|
It got the job done by making the 99% majority of use cases more difficult in order to make the 1% minority simpler. This is a design pattern I think is being repeated in systemd. I kinda had the opposite impression. I first encountered systemd when I started messing around with arch for a couple little vps projects. At the time I was doing sysadmin that involved both Ubuntu and CentOS, and I definitely found day-to-day tasks easier with systemd (better built in monitoring, consistent syntax, etc). For simple cases, writing a unit file sucks a lot less than writing an initscript. The warts in systemd only started to irritate me when I was first setting up my personal machines (one laptop, one tower) to run arch [1]. Even then, the bloat in the design irked me more than actually using it. So, I'm in favor of systemd, but not thrilled (dbus everywhere is annoying). Then again, I don't maintain any packages with strange and/or complex daemons. If anybody's had a really hard time getting their stuff to work with systemd, I'd be interested to hear stories. 1: Not completely true. I want my damn log files back. |
For people who are less experien^H^H^H^H^H^H^H^Hcrusty :-), init scripts look like a horrifying way to manage a startup process, and just about anything -- including Yet Another Config File Format -- looks preferable.

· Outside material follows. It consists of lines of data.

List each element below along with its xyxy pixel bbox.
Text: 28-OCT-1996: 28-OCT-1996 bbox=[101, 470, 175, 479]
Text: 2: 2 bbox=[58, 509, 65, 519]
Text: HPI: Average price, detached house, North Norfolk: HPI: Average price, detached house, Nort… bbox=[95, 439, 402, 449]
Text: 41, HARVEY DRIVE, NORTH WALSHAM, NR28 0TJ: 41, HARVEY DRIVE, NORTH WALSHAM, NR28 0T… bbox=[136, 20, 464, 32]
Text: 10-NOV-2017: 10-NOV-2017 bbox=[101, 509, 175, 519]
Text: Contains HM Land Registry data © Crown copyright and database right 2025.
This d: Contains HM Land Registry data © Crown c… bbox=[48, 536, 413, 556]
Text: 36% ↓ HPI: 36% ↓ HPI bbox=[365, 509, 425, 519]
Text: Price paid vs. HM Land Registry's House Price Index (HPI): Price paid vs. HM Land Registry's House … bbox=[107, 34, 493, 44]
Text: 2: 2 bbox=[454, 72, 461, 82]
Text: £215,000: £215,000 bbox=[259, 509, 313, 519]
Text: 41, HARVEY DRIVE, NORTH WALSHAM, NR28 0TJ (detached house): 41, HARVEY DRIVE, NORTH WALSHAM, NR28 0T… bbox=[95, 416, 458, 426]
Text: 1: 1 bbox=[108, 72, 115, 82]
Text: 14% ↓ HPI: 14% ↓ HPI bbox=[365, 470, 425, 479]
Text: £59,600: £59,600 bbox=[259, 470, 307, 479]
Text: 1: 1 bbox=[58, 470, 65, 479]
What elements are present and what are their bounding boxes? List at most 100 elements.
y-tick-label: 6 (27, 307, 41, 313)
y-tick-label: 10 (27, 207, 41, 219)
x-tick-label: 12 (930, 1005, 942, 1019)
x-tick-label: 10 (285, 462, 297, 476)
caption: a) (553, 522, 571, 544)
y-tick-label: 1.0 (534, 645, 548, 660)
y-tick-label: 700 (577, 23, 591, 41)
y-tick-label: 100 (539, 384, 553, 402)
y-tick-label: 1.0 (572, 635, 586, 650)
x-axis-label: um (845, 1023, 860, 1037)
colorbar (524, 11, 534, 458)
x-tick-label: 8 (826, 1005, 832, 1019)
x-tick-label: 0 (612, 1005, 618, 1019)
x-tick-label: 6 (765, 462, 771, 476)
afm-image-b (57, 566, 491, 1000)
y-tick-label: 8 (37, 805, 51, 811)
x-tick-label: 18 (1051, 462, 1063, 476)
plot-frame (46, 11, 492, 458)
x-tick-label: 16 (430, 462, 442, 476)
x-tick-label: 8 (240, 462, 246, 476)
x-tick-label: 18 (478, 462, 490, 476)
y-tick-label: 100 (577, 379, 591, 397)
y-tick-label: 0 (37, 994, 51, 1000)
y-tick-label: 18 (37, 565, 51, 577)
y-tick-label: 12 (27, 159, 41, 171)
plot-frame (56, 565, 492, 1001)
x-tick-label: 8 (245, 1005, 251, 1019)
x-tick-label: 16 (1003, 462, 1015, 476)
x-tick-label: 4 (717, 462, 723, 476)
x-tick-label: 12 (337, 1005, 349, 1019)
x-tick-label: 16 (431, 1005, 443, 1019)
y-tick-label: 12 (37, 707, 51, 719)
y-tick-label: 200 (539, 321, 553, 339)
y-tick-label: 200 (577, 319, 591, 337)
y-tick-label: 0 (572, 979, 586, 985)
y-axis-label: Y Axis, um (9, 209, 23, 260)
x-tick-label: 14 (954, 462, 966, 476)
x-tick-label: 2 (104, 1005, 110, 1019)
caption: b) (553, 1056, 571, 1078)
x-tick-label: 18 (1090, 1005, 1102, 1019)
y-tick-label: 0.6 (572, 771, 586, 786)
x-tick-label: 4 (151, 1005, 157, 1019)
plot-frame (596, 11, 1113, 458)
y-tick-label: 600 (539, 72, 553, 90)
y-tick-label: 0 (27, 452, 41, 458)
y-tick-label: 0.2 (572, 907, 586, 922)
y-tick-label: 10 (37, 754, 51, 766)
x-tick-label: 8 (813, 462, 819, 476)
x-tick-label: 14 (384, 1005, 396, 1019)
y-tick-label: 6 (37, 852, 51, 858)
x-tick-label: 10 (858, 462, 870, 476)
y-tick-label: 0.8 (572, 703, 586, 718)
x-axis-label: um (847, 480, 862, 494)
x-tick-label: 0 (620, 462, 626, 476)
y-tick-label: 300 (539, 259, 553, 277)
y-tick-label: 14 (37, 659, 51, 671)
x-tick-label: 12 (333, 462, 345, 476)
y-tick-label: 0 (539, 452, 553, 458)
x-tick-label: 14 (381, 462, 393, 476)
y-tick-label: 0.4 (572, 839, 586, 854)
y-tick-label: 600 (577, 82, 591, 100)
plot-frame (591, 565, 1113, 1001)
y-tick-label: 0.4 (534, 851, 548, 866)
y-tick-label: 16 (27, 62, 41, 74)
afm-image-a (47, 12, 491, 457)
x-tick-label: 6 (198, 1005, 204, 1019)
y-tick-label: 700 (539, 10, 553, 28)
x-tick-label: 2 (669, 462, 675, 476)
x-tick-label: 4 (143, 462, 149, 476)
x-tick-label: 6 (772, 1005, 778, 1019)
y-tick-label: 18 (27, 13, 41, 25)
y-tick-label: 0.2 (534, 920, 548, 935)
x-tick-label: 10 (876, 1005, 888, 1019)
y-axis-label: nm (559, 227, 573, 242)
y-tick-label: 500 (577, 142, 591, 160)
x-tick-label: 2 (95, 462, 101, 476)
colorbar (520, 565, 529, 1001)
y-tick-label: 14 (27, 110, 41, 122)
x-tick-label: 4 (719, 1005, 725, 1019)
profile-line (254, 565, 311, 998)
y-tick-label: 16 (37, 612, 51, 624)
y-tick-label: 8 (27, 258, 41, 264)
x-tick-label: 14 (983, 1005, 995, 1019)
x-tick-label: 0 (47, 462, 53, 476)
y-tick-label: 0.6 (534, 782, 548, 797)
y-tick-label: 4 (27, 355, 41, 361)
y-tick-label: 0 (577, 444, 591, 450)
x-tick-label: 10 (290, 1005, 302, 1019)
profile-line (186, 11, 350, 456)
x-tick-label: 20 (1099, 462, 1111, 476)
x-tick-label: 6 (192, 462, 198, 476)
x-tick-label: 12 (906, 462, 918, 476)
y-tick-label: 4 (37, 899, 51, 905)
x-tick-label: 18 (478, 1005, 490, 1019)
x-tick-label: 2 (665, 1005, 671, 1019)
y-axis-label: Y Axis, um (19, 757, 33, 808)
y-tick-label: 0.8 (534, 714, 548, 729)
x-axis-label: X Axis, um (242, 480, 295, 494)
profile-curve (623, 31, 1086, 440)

I think this is also why so little progress is being made on resolving conflicts over systemd. There really isn't a whole lot of room for compromise; one group simply wants things to stay more or less the same (or evolve incrementally), the other group simply wants to throw it all out and start over.
I bet there would've been a lot less argument and vitriol about systemd if Debian hadn't made the decision to default to it, basically leaving all the crusty sysadmins homeless. Once Debian switched, there was a near guarantee that all of Linux was going to move to systemd. That suits one group just fine, another one not so much.
On the plus side, the BSDs should be seeing a really nice upswell of installations over the next couple of years, which is great, because they've been quietly building some pretty great operating systems that deserve more love.